Dear Editor,
I wish to encourage the nation’s leaders to support the idea of sharing some of Guyana’s oil revenue directly with Guyanese citizens living in Guyana. I see this as conceptually comparable to my receipt of royalty checks I get each month for oil and gas produced from under my land here in Texas.
Guyanese receive more than four hundred million US dollars per year in remittances from family and friends living abroad. Why is it okay for us to trust our relatives and friends with money remitted from abroad but won’t trust them to use cash transfers from the Government’s oil revenue with equal prudence?
I ask those who argue that cash transfers do not work, to show me any place with an economic profile similar to Guyana’s where it was tried and failed.
Guyana has a per capita GDP of around $4,800 US dollars. Currently, that amount has the equivalent purchasing power of around $8,800 US dollars, mostly because food and housing are cheaper compared to other many other countries. But once the massive influx of oil revenue enters the Guyanese economy, that calculus will reverse. While the per capita GDP will double, then triple, and perhaps even quadruple within a few years, the purchasing power parity will decline because of inflation, primarily in the costs of food and housing. The poor will get poorer. Cash transfer, directly to the people, is in my opinion, the surest way to offset the spiraling inequities that will engulf the majority of the citizenry.
Oil does not spread its bounty evenly. The wealthy, or at least some of them, will become fabulously wealthier. Some who are well connected will join them, perhaps even outpace them. A few thousands, mostly the better educated, will benefit directly from the oil industry and its spin-offs employment, and indirectly, from infrastructure capital works. But for the majority, the benefits they will see will be impersonal, like infrastructure improvements and current expenditures on education, health care, personal safety and security. Direct cash transfer, at least for the first decade or so, is one mechanism to build the social capital to give everyone a piece of the pie, even if it just a small piece.
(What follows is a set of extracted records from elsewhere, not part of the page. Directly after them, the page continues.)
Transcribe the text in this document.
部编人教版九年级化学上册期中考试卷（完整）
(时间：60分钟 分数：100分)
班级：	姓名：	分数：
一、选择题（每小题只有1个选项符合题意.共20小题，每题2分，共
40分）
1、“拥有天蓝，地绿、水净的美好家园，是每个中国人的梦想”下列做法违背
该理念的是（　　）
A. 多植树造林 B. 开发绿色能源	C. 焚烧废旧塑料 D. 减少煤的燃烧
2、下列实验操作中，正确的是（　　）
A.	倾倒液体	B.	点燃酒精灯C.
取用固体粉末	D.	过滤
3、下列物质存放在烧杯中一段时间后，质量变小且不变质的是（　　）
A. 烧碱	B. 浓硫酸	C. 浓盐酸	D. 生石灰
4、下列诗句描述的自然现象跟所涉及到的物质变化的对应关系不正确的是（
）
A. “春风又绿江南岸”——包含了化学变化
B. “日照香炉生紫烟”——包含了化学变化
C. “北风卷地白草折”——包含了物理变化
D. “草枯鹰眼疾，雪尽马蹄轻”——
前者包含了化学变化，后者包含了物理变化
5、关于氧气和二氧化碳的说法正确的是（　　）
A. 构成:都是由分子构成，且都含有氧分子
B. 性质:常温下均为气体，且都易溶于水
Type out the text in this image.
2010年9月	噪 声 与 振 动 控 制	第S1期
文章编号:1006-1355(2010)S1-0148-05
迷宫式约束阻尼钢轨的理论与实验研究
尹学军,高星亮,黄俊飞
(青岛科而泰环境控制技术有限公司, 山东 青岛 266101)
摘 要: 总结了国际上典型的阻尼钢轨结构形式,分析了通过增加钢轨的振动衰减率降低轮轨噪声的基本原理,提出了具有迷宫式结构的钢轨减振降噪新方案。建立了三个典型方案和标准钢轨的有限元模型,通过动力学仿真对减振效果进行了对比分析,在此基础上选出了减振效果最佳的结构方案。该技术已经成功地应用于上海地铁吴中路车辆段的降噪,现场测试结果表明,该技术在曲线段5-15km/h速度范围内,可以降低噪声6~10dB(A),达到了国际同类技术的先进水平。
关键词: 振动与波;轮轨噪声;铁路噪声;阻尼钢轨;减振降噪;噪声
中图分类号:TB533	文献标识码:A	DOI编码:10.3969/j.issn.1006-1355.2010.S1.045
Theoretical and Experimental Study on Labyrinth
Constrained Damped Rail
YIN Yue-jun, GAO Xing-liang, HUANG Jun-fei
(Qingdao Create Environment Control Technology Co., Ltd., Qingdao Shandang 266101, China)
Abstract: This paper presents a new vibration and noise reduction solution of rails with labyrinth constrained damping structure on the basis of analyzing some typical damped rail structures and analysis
Editor, in my presentation, at Moray House earlier this year, I suggested that Guyana’s oil revenue be divided into four roughly equal baskets for: (1) infrastructure starting with technical education, roads and bridges, sea-walls, parallel roads ten miles inland from the coast interconnected with the coast by roads along both banks of the major rivers, a half mile wide transportation corridor from the Brazilian border to Vreed-en-Hoop terminating in a free port and trans-shipment zone, empoldering the alluvial coast for industrial scale agriculture, a completely green power grid generated by wind and sun; (2) savings, as envisioned in the Natural Resource Fund, for when the oil runs out or becomes obsolete; (3) current improvements in health care and personnel, free tertiary education, security, emergency services, personal safety, etc; and (4) wealth sharing as in cash transfer to all Guyanese citizens living in Guyana.
I mention these, to highlight, that despite the bright future, it will be several years before the bulk of the benefits will be seen by the average Guyanese. The time to do the greatest good for the greatest percentage of Guyanese is up front, starting as soon as possible.
ExxonMobil and its partners and other oil operators may have valid legal contracts, but they are far from enjoying a social licence that is equally desirable for them to have a mutually satisfying business relationship with the people of Guyana. I see cash transfer as a way of sharing the oil wealth, directly and immediately, with the people of Guyana. Oil operators, especially in a foreign land, should treasure societal goodwill as much as they measure profits.
I encourage all political parties to include some mechanism of sharing the oil wealth in their manifesto for the upcoming elections; and to deliver on it once the oil revenue comes in.